Cancioneiro guasca
Carta

Amigo Alano

Aqui atado ao palanque, não me é possível retouçar um pouco por essas coxilhas; e assim me vejo apartado dos companheiros, crioulos lá dos meus pagos; vou portanto arrolhar estas letras na canhada desta folha de papel, e depois as farei repontar para esse acampamento, estimando que elas o vão achar alentado e de saúde.

O tempo corre mais que nem um bagual com um couro cru na cola, e nem a tiros de bolas se pode apanhar o que já passou; e nós, desgarrados por estes campos, vamos gastando carnes e ficando rosilhos-mouros, longe da querência, passando sempre uma vida de cachorro chimarrão; ainda hoje me lembrei do tempo em que era meio rufião; que via uma moça linda, já me endireitava todo e trocando a orelha, logo, sem me parar na estaca, lhe ia discorrendo pelo teor seguinte:

Os olhos de minha amada
Ardem mais do que um tição
E as faíscas que lançam
Salpicam meu coração.

E se ela se parava um tanto mesquinha, já lhe largava este outro:

Não sejas arisca, bela;
Basta para o meu castigo,
Que seguro já me tenhas
Com maneia e pé-de-amigo.

João Alano da Silva, Tte. de Guardas-Nacionais - 1851.

Não quero, porém, me recordar destas coisas que me fazem ficar aguando, e de golpe; mudando de rumo, trataremos de outro assunto.

O que diz, amigo Alano,
Do que toca ao nosso pleito?
Viver assim deste jeito,
       Não me agrada.

Decerto é vida arrastada
A nossa, por este lado,
Dormindo como veado
       Na coxilha...

Rosas, com sua quadrilha
De blancoss em Buenos Aires,
Dizem que já armou os frailes
       Contra nós.

Há de, esse monstro feroz,
Exp'rimentar desta feita,
Aquilo que o diabo enjeita
       No inferno.

Deus queira que neste inverno
O caudilho, degolado,
Não vá, de presente, enviado
       A Satanás!

E como joga sem ás
E sem manilha de espada,
Há de arriscar na parada
       O ás de copas...

E depois, mandará as tropas
A generala Manoelita*
Essa guapa señorita.
       Mui afamada.

Carga seca e denodada,
Por Deus! que lhe hei de fazer!
E se o pai aparecer...
       Passo de largo!

O seu trato é bem amargo;
E somente p'ra brincar,
Gosta de fazer tocar
       A Resvalosa**

Dessa fera tão danosa
Deus nos livre, amigo Alano!
Eu quero gozar este ano
       Da nossa terra.

Este país sempre em guerra,
Tudo traz em calções pardos.
Os campos só criam cardos
       E gafanhoto.

Ao feijão chamam poroto,
À batata, cacaraxa;
E o que chamamos cachaça,
       Eles dizem - caña.

E por aqui tudo é manha
Tudo é burla e tudo é peta;
Todo cavalo é maceta
       E rodilhudo.

Todo gaúcho é peludo,
Todo o matungo é matreiro;
Em cima disso, o pampeiro
       Nos assola!

Ora sebo! isso me amola,
E me faz desesperar;
Tomara já me pilhar
       Nos meus pagos!

Mas, caramba! amigo João!... Agora mesmo ouvi dizer que você ia cortar, que nem tento, e que desta feita se atirava a nossos pagos, e eu aqui fico relinchando, como potro corrido da manada.
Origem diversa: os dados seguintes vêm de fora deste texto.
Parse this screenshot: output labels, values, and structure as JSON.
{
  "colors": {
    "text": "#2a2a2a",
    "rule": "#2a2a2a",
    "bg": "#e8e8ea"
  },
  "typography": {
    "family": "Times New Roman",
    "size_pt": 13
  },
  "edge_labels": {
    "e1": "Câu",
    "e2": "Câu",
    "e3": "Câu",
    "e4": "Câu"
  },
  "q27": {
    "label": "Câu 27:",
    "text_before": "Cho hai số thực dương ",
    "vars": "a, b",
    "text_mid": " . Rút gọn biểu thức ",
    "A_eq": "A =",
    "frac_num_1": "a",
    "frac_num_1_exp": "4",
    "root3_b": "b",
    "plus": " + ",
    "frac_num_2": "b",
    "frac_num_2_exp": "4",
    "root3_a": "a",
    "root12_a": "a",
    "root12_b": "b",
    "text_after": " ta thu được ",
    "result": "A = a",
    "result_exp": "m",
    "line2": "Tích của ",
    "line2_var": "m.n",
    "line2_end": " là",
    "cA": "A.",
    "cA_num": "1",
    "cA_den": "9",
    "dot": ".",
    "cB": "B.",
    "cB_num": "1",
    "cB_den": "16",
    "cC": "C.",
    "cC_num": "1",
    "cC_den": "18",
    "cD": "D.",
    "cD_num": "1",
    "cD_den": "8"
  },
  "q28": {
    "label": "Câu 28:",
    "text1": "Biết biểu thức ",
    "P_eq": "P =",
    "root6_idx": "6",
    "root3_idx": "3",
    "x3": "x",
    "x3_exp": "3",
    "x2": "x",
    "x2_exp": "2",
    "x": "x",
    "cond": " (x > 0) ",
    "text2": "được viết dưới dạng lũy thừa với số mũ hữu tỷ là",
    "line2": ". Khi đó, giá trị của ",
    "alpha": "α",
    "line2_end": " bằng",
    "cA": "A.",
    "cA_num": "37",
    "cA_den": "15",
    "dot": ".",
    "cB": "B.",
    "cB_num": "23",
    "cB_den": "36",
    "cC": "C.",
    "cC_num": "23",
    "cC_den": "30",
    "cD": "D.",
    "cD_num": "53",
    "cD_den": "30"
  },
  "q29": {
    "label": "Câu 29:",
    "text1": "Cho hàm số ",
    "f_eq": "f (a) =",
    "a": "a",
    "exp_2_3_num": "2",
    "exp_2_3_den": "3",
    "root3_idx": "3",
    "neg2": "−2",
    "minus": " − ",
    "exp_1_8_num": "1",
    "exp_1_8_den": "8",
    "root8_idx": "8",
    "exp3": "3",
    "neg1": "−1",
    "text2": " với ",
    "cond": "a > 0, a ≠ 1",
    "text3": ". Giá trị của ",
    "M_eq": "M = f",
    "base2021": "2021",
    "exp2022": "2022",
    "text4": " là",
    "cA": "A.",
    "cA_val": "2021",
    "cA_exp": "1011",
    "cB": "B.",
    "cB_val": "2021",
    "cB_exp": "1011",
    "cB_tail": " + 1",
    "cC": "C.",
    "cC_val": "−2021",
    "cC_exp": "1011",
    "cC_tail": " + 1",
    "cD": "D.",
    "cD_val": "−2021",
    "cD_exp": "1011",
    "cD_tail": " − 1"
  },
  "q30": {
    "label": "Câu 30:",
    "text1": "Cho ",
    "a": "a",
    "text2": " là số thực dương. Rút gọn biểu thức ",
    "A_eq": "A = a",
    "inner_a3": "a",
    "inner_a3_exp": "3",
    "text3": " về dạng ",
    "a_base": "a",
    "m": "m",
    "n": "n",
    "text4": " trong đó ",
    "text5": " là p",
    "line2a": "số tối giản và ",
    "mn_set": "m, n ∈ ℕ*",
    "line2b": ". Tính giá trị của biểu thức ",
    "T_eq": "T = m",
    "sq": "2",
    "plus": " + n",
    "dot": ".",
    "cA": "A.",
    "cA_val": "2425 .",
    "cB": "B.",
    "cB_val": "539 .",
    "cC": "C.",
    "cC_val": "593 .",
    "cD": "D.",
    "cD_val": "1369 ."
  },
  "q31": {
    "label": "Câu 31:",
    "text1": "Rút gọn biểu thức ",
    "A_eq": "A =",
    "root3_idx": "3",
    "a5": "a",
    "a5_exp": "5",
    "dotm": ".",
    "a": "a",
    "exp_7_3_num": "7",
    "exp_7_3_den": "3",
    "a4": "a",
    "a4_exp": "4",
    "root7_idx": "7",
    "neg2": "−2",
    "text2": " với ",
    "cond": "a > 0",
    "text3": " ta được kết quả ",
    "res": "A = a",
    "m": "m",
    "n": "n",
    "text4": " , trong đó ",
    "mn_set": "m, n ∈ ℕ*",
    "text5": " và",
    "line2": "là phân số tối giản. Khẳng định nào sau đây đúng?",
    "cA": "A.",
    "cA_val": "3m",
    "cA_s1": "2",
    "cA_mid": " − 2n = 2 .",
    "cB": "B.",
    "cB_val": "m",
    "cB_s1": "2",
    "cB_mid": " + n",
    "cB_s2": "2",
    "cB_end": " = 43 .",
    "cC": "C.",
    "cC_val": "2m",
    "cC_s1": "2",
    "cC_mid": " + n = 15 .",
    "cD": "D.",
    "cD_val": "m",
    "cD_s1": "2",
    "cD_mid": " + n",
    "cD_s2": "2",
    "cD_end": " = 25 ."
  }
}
Ah! saudade!... que não possa eu fazer o mesmo, e sair-lhe grudado, como carrapato na costela de animal peludo! Enfim, Deus o leve a salvamento, e quando lá chegar diga aos nossos patrícios que

Eu cá fico penando,
Mais triste qu'a saracura,
Que, quando adivinha chuva,
Seu canto mais apura.

Mas que estou fazendo, amigo Alano? O meu engenho, bastante estropeado, não se pode agüentar no pedregal da poesia, o sentimento que me causa a sua partida me põe de uma vez bichoco, de forma que lacerado pela saudade,

Vou dar-lhe a despedida,
Como deu o gaturama,
Que se despediu, dizendo,
- Muito padece quem ama. -
* - A filha do ditador Rosas.
** - Mazurca, ao som da qual o ditador fazia degolar os prisioneiros.

Deste amigo e patrício
Francisco Marques de Oliveira - Capitão
(Na campanha de 1851)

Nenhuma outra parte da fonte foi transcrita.